Dans ce contexte, mon objectif est de proposer un modèle qui intègrerait ces différentes démarches en tenant compte des points forts et des faiblesses de chacune d’entre elles. Il s’agirait alors de s’inscrire dans une démarche globale d’assainissement des procédures de sélection. Une concertation va être entamée avec ma collègue la Ministre de l’Emploi afin de déterminer de quelle manière procéder.

Enfin, la Cellule Diversité au sein du SPF Personnel et Organisation coordonne la politique de diversité au sein de l'administration fédérale. Le Centre est membre du Comité d’accompagnement. Dans le cadre de ses activités, la Cellule Diversité a initié un plan d'action pour promouvoir la diversité au sein de l'administration fédérale.
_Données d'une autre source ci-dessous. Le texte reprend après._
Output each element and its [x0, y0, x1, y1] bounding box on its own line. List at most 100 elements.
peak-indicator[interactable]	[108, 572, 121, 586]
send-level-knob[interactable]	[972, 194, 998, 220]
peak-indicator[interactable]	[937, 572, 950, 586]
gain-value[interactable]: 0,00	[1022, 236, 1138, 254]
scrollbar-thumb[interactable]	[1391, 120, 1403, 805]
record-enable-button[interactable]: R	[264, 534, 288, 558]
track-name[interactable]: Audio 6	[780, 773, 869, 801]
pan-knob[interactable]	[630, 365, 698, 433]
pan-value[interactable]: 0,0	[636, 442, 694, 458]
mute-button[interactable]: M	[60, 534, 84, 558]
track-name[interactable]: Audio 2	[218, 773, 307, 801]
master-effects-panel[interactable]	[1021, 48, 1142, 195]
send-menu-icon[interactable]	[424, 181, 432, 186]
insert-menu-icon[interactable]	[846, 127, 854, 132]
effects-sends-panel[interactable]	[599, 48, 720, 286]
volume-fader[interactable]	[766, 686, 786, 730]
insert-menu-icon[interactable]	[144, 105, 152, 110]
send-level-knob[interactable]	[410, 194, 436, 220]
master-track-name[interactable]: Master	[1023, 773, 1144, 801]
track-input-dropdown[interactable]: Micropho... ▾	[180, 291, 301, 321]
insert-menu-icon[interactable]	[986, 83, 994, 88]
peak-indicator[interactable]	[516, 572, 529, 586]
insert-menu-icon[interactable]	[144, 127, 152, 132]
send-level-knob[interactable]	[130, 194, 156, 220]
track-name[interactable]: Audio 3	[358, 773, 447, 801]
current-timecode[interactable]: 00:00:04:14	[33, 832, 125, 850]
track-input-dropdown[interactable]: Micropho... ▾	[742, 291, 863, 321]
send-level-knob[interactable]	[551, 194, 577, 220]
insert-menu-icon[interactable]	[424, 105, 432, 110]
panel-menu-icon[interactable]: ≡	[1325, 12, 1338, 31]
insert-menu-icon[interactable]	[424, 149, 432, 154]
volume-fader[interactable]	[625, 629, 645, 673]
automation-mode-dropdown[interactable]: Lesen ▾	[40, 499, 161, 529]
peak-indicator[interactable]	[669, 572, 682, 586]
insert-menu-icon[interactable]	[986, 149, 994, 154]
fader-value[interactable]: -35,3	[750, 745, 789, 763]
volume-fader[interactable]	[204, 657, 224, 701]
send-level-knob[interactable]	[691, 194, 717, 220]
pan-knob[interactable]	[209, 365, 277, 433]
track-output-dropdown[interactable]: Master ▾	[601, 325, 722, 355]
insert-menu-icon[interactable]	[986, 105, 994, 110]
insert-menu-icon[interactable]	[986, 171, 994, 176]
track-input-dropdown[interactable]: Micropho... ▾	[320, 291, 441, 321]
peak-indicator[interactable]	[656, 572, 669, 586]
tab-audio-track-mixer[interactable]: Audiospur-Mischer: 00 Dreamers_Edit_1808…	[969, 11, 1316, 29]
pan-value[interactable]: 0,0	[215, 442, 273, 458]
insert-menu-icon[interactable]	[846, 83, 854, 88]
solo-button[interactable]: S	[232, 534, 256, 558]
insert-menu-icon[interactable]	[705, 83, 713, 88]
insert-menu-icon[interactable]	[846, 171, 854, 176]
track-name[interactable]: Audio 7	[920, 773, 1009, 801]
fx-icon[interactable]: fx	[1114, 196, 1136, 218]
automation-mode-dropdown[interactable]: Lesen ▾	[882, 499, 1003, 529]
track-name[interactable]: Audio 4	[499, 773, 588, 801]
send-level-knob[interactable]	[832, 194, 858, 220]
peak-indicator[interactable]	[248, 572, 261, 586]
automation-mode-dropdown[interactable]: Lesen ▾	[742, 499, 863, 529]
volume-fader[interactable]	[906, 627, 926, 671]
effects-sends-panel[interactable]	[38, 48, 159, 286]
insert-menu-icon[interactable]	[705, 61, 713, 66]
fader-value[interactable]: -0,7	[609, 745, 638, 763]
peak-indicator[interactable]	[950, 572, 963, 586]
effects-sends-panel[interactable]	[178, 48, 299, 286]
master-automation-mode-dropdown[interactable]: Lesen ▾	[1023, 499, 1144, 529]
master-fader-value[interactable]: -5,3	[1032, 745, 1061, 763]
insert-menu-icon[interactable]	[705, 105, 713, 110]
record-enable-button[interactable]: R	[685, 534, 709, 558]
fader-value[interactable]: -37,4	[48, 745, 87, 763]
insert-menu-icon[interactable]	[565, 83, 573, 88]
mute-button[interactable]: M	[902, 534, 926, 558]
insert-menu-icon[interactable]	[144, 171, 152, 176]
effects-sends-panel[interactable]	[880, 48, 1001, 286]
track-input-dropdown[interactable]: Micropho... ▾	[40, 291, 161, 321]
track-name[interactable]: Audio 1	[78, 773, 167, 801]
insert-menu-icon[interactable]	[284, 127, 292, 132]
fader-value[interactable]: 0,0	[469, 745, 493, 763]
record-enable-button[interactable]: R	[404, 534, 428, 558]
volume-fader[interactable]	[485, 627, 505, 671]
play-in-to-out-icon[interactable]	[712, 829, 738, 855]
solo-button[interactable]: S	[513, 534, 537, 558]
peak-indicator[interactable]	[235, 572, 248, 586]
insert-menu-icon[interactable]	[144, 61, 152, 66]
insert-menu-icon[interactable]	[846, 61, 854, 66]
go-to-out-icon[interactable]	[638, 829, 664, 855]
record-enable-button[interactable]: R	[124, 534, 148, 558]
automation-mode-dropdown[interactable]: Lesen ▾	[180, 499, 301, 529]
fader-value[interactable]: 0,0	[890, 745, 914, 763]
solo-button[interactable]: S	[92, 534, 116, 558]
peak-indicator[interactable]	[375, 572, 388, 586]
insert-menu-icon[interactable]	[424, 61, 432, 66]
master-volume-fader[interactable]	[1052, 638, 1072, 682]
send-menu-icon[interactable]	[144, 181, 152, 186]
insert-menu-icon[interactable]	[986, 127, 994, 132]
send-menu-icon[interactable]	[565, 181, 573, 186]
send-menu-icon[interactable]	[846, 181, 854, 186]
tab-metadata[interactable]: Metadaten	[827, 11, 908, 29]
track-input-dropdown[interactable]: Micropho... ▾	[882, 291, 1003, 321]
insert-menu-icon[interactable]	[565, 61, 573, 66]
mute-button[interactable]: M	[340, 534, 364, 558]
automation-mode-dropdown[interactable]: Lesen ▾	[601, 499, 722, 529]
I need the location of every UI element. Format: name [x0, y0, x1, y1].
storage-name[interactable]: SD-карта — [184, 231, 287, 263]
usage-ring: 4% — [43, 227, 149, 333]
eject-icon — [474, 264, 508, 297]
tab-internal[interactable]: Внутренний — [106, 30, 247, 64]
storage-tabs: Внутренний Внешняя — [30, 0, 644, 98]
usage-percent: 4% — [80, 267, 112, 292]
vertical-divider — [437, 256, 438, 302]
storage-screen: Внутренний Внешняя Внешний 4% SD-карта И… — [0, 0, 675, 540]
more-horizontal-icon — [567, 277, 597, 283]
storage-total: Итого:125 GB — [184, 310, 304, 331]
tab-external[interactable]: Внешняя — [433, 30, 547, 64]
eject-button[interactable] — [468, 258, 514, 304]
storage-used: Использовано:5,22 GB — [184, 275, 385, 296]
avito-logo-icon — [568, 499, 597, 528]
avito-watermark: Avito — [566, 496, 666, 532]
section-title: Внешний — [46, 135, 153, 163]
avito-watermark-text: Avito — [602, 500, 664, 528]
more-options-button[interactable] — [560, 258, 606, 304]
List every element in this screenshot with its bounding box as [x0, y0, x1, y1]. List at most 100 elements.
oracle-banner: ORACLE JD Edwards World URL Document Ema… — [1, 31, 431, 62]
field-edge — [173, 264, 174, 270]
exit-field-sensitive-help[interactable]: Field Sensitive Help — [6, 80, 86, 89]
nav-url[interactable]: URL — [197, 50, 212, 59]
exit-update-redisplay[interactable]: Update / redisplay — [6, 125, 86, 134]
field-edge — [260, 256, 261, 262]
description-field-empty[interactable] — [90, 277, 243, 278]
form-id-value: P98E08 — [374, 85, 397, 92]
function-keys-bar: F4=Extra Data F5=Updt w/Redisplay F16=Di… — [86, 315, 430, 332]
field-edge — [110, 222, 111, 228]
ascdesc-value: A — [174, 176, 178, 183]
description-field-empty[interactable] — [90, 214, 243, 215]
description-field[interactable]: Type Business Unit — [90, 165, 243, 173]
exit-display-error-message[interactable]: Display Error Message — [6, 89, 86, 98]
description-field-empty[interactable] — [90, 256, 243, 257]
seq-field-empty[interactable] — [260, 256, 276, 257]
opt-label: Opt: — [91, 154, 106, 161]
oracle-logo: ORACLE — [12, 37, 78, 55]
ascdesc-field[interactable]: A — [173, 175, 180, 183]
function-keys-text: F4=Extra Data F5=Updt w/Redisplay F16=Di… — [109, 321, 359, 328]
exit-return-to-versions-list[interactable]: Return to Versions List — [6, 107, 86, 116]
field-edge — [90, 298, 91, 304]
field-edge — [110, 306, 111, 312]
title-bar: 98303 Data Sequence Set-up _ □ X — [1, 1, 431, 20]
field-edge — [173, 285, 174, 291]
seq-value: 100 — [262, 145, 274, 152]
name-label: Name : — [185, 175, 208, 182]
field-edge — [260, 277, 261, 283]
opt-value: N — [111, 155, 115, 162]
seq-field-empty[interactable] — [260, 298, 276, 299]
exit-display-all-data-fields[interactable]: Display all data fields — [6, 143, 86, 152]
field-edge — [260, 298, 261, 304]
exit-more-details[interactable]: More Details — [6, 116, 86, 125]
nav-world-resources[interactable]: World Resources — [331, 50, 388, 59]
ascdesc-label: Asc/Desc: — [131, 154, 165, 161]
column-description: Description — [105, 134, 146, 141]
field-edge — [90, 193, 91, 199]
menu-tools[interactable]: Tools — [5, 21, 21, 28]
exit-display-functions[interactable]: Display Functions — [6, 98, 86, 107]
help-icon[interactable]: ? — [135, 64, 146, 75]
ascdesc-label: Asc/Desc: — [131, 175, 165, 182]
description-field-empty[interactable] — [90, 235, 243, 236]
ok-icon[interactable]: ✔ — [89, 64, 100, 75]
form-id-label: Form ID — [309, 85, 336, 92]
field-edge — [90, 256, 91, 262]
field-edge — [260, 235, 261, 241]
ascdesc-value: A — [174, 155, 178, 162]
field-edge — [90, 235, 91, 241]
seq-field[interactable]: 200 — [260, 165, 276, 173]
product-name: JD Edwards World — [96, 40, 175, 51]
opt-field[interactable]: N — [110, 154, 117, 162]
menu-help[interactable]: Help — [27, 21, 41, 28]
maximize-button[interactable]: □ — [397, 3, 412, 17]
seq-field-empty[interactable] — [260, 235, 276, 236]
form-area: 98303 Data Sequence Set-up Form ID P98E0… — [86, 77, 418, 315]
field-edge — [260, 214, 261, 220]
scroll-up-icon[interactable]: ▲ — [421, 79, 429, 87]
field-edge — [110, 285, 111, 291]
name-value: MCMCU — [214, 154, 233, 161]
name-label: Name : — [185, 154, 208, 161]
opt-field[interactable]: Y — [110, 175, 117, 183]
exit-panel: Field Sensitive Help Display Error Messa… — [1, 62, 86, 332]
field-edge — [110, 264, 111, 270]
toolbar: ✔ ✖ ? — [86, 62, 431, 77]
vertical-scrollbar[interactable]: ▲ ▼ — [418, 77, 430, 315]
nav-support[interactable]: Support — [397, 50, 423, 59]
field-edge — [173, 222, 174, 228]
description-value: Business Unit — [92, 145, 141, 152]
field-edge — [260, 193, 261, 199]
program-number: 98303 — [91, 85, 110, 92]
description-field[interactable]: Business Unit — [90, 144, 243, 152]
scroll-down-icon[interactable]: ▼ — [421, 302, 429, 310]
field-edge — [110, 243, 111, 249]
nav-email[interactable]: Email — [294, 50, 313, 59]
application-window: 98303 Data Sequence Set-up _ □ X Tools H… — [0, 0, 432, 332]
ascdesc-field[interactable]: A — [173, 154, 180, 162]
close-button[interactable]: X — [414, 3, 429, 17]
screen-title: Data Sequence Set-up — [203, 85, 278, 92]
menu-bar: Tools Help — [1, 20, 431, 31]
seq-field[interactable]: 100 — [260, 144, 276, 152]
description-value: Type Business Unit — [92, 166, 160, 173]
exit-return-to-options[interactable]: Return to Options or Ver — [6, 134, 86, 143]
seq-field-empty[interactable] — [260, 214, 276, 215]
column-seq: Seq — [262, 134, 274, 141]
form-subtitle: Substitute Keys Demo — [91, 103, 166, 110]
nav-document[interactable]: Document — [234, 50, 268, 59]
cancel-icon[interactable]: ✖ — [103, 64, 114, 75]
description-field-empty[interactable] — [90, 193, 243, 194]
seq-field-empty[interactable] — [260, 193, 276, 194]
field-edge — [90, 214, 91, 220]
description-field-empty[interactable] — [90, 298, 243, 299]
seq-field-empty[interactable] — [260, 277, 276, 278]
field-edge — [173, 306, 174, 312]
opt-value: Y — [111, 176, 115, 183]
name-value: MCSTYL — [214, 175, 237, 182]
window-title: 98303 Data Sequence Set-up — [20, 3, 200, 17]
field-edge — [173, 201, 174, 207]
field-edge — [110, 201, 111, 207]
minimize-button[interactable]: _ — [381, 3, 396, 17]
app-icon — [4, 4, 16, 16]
Outre le travail du SELOR, où je rappelle que le CV anonyme est utilisé par l'administration fédérale pour le recrutement du personnel contractuel et pour la mobilité interne des fonctionnaires statutaires.

De plus, pour permettre l’accès à la fonction publique pour les personnes non-européennes, une proposition de loi a été déposée et j’ai invité les parlementaires à se saisir rapidement de cette question.

Nous pouvons constater que lutter contre la discrimination demeure une tâche difficile tellement cette dernière est ancrée dans des processus mentaux automatiques, et tellement les possibilités de justification et d’utilisation d’informations diverses sont nombreuses. Cependant, nombreuses sont les personnes – employeurs et travailleurs – qui sont sensibilisées à la discrimination et qui luttent ensemble pour plus de diversité dans les entreprises. Et, depuis toujours, un changement dans les pratiques passe d’abord par un changement des mentalités.